I am absorbing the latest addition to my ‘best horoscopes’ collection:
Ask yourself: "What more can I accept here?" A power surge comes from letting go of that energy drain known as resistance.
I am re-appreciating the crystalline quality of Bluets by Maggie Nelson:
Mostly I have felt myself becoming a servant of sadness. I am still looking for the beauty in that.
I am discarding old journals written by younger me. Life is very much write & repeat. Then, again and still, I worried about my writing, my body, my purpose and place. I was then, and often now, both fevered and frail.

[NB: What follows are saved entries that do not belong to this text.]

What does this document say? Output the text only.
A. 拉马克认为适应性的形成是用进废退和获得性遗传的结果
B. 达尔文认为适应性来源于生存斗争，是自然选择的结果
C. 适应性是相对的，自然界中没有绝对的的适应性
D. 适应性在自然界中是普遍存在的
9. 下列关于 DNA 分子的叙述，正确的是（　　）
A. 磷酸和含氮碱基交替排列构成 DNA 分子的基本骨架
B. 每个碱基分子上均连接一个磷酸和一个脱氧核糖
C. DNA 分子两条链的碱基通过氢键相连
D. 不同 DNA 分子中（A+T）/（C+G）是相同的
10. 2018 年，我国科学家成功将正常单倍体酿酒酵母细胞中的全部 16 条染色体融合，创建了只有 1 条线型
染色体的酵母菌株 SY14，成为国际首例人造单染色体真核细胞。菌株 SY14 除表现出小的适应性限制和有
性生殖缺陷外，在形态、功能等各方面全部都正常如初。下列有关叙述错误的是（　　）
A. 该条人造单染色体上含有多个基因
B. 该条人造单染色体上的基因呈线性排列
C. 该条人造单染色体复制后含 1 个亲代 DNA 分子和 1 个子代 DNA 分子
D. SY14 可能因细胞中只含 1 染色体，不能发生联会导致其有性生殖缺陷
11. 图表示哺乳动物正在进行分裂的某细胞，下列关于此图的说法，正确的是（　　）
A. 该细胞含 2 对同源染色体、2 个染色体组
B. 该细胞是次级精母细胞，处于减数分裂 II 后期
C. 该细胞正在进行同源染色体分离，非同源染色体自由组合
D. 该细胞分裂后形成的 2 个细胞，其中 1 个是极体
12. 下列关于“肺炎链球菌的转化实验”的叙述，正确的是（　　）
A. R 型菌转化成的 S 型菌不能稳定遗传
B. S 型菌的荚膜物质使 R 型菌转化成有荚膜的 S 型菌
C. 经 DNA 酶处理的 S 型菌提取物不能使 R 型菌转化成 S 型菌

I am struck by a passage in This Is Not For You: An Activist's Journey of Resistance and Resilience by Portland, Oregon black activist Richard Brown:
Every day someone would ask how I kept doing the work without burning out. And I'd tell them it was easy: I only did the things for as long as I wanted to. As long as I was feeling useful and hopeful, I'd keep going, but as soon as something started to feel like a battle I know I wasn't going to win? I'd stop, and I'd move on.
I am thinking that resistance and resilience is the theme of our time. Not the grit of gripping tight, but the daily dull of keeping on.
But sometimes standing still is also life.
— John Ashbery
Dear You and You and You,
I am not weeping, or wishing, or alone.
I am standing still, holding on.
* Read: Dear Mr You by Mary-Louise Parker.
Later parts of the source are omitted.